Wikipedia is one of 12 platforms, which we provide for volunteers to create and distribute Free Knowledge. All are on the basis of collaborative work of volunteers, e.g. a dictionary called Wiktionary, a free media repository called Wikimedia Commons, a travel guide called Wikivoyage, or the free knowledge database called Wikidata. No one is paid to edit in our projects and we as an entity strictly do not work on the content. As the German Wikimedia chapter, our scope goes beyond these platforms and the support of their volunteer authors. We develop free software, work together with cultural institutions and scientists in order to gain more knowledge under free licences to be used by anyone. Further, we promote modern copyright policy in Germany as well as in the EU to make sure Free Knowledge will be a part of our future.

 

The project Wikidata is a database for Free Knowledge. Speech assistants such as Siri, Google Now and Cortana already use the information provided by Wikidata. What makes Wikidata so special and why is it important for a digital future?
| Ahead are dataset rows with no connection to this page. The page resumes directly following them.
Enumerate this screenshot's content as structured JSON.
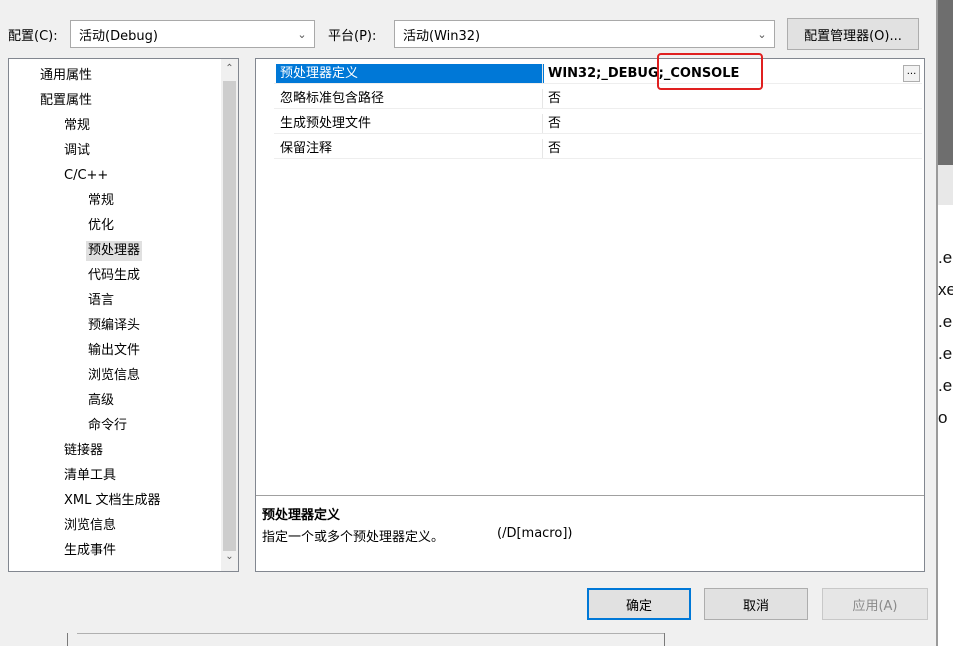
{
  "header": {
    "config_label": "配置(C):",
    "config_value": "活动(Debug)",
    "platform_label": "平台(P):",
    "platform_value": "活动(Win32)",
    "config_manager_button": "配置管理器(O)..."
  },
  "tree": {
    "items": [
      {
        "label": "通用属性",
        "level": 1
      },
      {
        "label": "配置属性",
        "level": 1
      },
      {
        "label": "常规",
        "level": 2
      },
      {
        "label": "调试",
        "level": 2
      },
      {
        "label": "C/C++",
        "level": 2
      },
      {
        "label": "常规",
        "level": 3
      },
      {
        "label": "优化",
        "level": 3
      },
      {
        "label": "预处理器",
        "level": 3,
        "selected": true
      },
      {
        "label": "代码生成",
        "level": 3
      },
      {
        "label": "语言",
        "level": 3
      },
      {
        "label": "预编译头",
        "level": 3
      },
      {
        "label": "输出文件",
        "level": 3
      },
      {
        "label": "浏览信息",
        "level": 3
      },
      {
        "label": "高级",
        "level": 3
      },
      {
        "label": "命令行",
        "level": 3
      },
      {
        "label": "链接器",
        "level": 2
      },
      {
        "label": "清单工具",
        "level": 2
      },
      {
        "label": "XML 文档生成器",
        "level": 2
      },
      {
        "label": "浏览信息",
        "level": 2
      },
      {
        "label": "生成事件",
        "level": 2
      }
    ]
  },
  "properties": [
    {
      "name": "预处理器定义",
      "value": "WIN32;_DEBUG;_CONSOLE",
      "selected": true
    },
    {
      "name": "忽略标准包含路径",
      "value": "否"
    },
    {
      "name": "生成预处理文件",
      "value": "否"
    },
    {
      "name": "保留注释",
      "value": "否"
    }
  ],
  "ellipsis_label": "...",
  "description": {
    "title": "预处理器定义",
    "text": "指定一个或多个预处理器定义。",
    "switch": "(/D[macro])"
  },
  "buttons": {
    "ok": "确定",
    "cancel": "取消",
    "apply": "应用(A)"
  },
  "background_fragments": [
    ".e",
    "xe",
    ".e",
    ".e",
    ".e",
    "o"
  ],
  "colors": {
    "selection": "#0078d7",
    "highlight_box": "#e02020",
    "tree_selected": "#e0e0e0"
  }
}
Like Wikipedia, Wikidata is a store of knowledge edited by a crowd of thousands of volunteers worldwide who share their knowledge. If something is inaccurate or outdated, someone in the world will know about it and change the data. This is a much faster way to contribute and use data from all around the world. Wikidata is readable by humans and machines alike and has over 42 million entries by now — only five years after it went online. I think a very valuable point for any kind of search engine is that all this knowledge can be used freely, without any contract or payment necessary. We want to foster Free Knowledge and love to see how others use what volunteers contribute and put together.

 

Wikimedia Germany is working together with other Wikimedia-Organizations and the Wikimedia Foundation. How important is this collaboration for the success of Wikimedia Germany?

Collaboration is the foundation of all our work. After all Wikipedia as the largest encyclopedia in history was only made possible by a global network of enthusiasts for the project. Every chapter supports volunteers in its respective country and works towards the implementation of policies in line with our vision of free access to the sum of all knowledge. Unlike the internet, laws and policies are still largely determined within national borders, which makes mutual learning between organizations all the more important. But we don’t just want to keep it internal, all our work, our learnings, are shared publicly for others to retrace and learn from, too.

 

What are your goals for Wikimedia Germany in the next 12 months?

We will work on reaching out to people and encourage them to edit, to share their knowledge. We will also go on explaining why Free Knowledge is a good thing to cultural and scientific institutions. In the EU and Germany new laws are being discussed, which are affecting our Vision and Mission, that we need to address. Additionally, we have started a strategic process to devise new ways of learning as an organization and of promoting our vision of Free Knowledge as an existing, usable and useful resource.

 

 

About Abraham Taherivand:

Abraham Taherivand is Executive Director of Wikimedia Deutschland since December 2016. Since 2012 he was responsible for the software development and future innovations of the Wikimedia projects like Wikipedia and Wikidata as the Head of Software Development & Engineering for Wikimedia Deutschland. He is a serial entrepreneur in the technology, internet, and consumer goods industries and has been coaching, applying and adapting innovation processes and methods for several companies and organizations in different contexts with a focus on agile and lean enterprises.